Saturday, June 30, 2012

it's not as easy as...

assalamulaikum wbt

Well, we all do know what word comes after the 'as' in the title up there. it is ABC.

Recently, I lost a grandmother, whom I would always dearly addressed her as Maktok. It was a great shock for me, because I was on the phone with her within a month before she was gone and she sounded okay. I mean okay; as healthy as always. She may have some problems with her knee a.k.a arthritis. But , it was just that. And the last time I've checked, arthritis wouldn't cause mortality, except if you fall due to arthritis. So, that night, she was gone due to breathing difficulty.

That call I got at 7am, really really shocked me. But since then, I've tried to get myself busy, by avoiding staying alone in my bedroom, if not..my tear glands would be stimulated. But still, whenever I went to bed, I would always have her in mind. It's like I'm flashing back all the memories I had with her. I could see how she would greet me with hugs and kisses whenever I went back to kampung. I could feel how I would hold her arms when she was having difficulty in walking. And, I would miss to experience that all over again.

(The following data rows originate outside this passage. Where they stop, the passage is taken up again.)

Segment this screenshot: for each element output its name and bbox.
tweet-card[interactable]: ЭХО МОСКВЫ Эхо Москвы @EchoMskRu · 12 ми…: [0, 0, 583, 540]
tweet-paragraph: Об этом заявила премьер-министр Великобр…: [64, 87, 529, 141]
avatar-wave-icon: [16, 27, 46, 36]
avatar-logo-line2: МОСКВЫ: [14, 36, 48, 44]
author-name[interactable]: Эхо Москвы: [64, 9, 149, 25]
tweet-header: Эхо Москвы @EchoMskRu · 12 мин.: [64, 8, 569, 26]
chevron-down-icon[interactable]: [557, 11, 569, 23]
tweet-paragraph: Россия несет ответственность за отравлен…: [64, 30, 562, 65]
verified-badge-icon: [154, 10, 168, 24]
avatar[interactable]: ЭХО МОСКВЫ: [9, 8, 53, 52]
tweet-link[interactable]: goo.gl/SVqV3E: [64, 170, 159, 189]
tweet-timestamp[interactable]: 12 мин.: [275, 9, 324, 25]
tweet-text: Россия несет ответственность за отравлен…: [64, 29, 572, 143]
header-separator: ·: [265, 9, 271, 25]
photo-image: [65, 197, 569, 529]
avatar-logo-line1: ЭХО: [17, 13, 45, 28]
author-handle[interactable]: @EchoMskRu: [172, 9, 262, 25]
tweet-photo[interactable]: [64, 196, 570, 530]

Some people may have the thought 'she's only your grandmother, not your mother or father' so why bother grieving too long?. I'm sorry that those people may not have a good relationship with their grandparents,but the relationship i had with my Maktok is special. I would call her whenever I have problems or some hot stories to be told, she knew my crushes and stuffs. Or maybe asking for recipes. And, I also planned to stay with her during the upcoming holidays. Can you imagine how close we were?

And then one day, I had a talk with my friend, who had experienced a loss in her life too. I would not tell details of our conversations because it was a long one but she told me in the Quran, it is stated that our time of death has been  decided by Allah, and it would not be any faster or later than that. It made me think that how healthy a person is, the death is not any further from that person. People don't need a sign to be gone.

So do you..and me.

Alhamdulillah, after the talk, I am abled to be calm again. Maybe I've heard what I wanted to hear, not what I have/need to hear. Merci mon amie. Till death do us apart.

p/s: and how does my title relates with my situation?

to deal with the death of the loved ones, it is not as easy as ABC..

2 comments:

  1. dedek, i've been missing her for days. at least hg dpt tgk maktok before die dikebumikan. me?